Not technically a song by the Mountain Goats, “Only Existing Footage” is a standout track from Undercard, John Darnielle’s second album-length collaboration with Franklin Bruno of Nothing Painted Blue. Their first album, Martial Arts Weekend, was released just before Tallahassee, and basically served as a novel but lightweight answer to a question that would soon be irrelevant: what would the Mountain Goats sound like if they recorded songs the way a real band does?

This is not meant to downplay Franklin Bruno’s musical contributions to The Extra Lens, which are much easier to appreciate on Undercard, if only because the novelty has faded off. By the time Undercard was released in 2010, the Mountain Goats had coalesced into the rock-solid three-piece we know and love today, but they had yet to branch out into the (comparatively) lush musical compositions of Transcendental Youth and Beat The Champ. It seems possible that working with the multi-instrumentalist Bruno may have inspired Darnielle to expand the musical horizons of his own band.

But as with any Darnielle-adjacent project, the lyrics are what stick with you – and as with any review of any Darnielle-adjacent project, it is my duty to repeat that sentiment to you, more or less verbatim. Anyway, the dude can write a damn good song, I don’t think that’s in question.

“Only Existing Footage” dispassionately documents a few days in the life of a film-industry professional as the movie he’s working on begins to circle the drain. It starts with a few minor electrical glitches that throw the shoot off-schedule, leading to hastily-shot footage, most of which disappears on the flight back home. The details of life on-and-off set are fully realize, but it’s really a song about the way that any massive undertaking can fall apart piece-by-piece.

As his film dies a death of a thousand tiny injuries, our narrator (the director? the producer?) drinks away his troubles and ruminates about the oncoming storm. From the way he coolly surveys the mounting production troubles, it seems like he’s accustomed to living in the suspended moment immediately before disaster hits, when the rocks crumbling underfoot before the avalanche and it becomes clear that disaster can only be forestalled for so long.

Filming anything is an act of defiance against the ravages of time, so when the narrator feels oblivion nipping at his heels, he’s not just being dramatic about a disastrous film shoot. Even if he only took this gig for the money, he believes in what he’s doing and he feels this failure in the core of his being; he’s the kind of person who puts too much of himself into his work not to suffer when it doesn’t live up to his expectations. He’s the kind of person who probably doesn’t have any hobbies.

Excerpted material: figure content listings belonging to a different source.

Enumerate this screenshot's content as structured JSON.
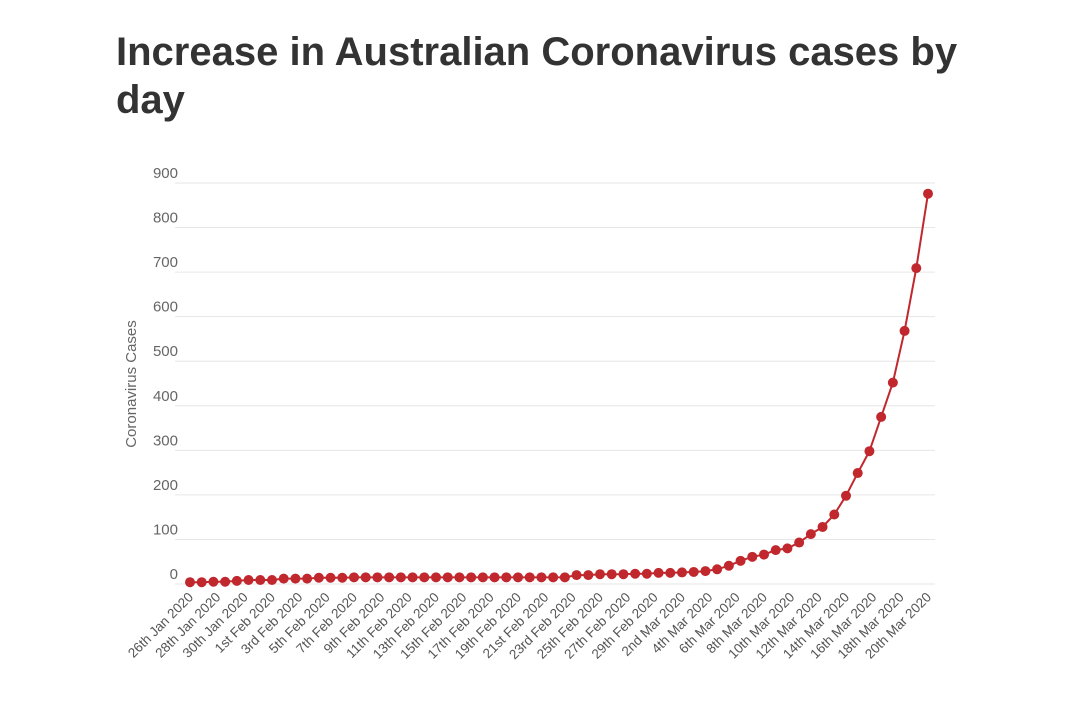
{
  "chart_data": {
    "type": "line",
    "title": "Increase in Australian Coronavirus cases by day",
    "xlabel": "",
    "ylabel": "Coronavirus Cases",
    "ylim": [
      0,
      900
    ],
    "yticks": [
      0,
      100,
      200,
      300,
      400,
      500,
      600,
      700,
      800,
      900
    ],
    "grid": true,
    "legend": "none",
    "x_start": "26th Jan 2020",
    "x_end": "20th Mar 2020",
    "x_tick_labels": [
      "26th Jan 2020",
      "28th Jan 2020",
      "30th Jan 2020",
      "1st Feb 2020",
      "3rd Feb 2020",
      "5th Feb 2020",
      "7th Feb 2020",
      "9th Feb 2020",
      "11th Feb 2020",
      "13th Feb 2020",
      "15th Feb 2020",
      "17th Feb 2020",
      "19th Feb 2020",
      "21st Feb 2020",
      "23rd Feb 2020",
      "25th Feb 2020",
      "27th Feb 2020",
      "29th Feb 2020",
      "2nd Mar 2020",
      "4th Mar 2020",
      "6th Mar 2020",
      "8th Mar 2020",
      "10th Mar 2020",
      "12th Mar 2020",
      "14th Mar 2020",
      "16th Mar 2020",
      "18th Mar 2020",
      "20th Mar 2020"
    ],
    "series": [
      {
        "color": "#c0282e",
        "values": [
          4,
          4,
          5,
          5,
          7,
          9,
          9,
          9,
          12,
          12,
          12,
          14,
          14,
          14,
          15,
          15,
          15,
          15,
          15,
          15,
          15,
          15,
          15,
          15,
          15,
          15,
          15,
          15,
          15,
          15,
          15,
          15,
          15,
          20,
          20,
          22,
          22,
          22,
          23,
          23,
          25,
          25,
          26,
          27,
          29,
          33,
          41,
          52,
          61,
          66,
          76,
          80,
          93,
          112,
          128,
          156,
          198,
          249,
          298,
          375,
          452,
          568,
          709,
          876
        ]
      }
    ]
  }
}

It’s unclear just how big of a project this is – the film has backers and is notable enough to warrant some press attention, but the endless list of tiny failures seem to come from straight from a B-movie set, the kind where you can’t afford to higher a decent script supervisor or purchase insurance for your footage. But in the end, the exact size of the shit-heap that’s about to come crashing down on the narrator’s head isn’t important; he’s going to get buried either way.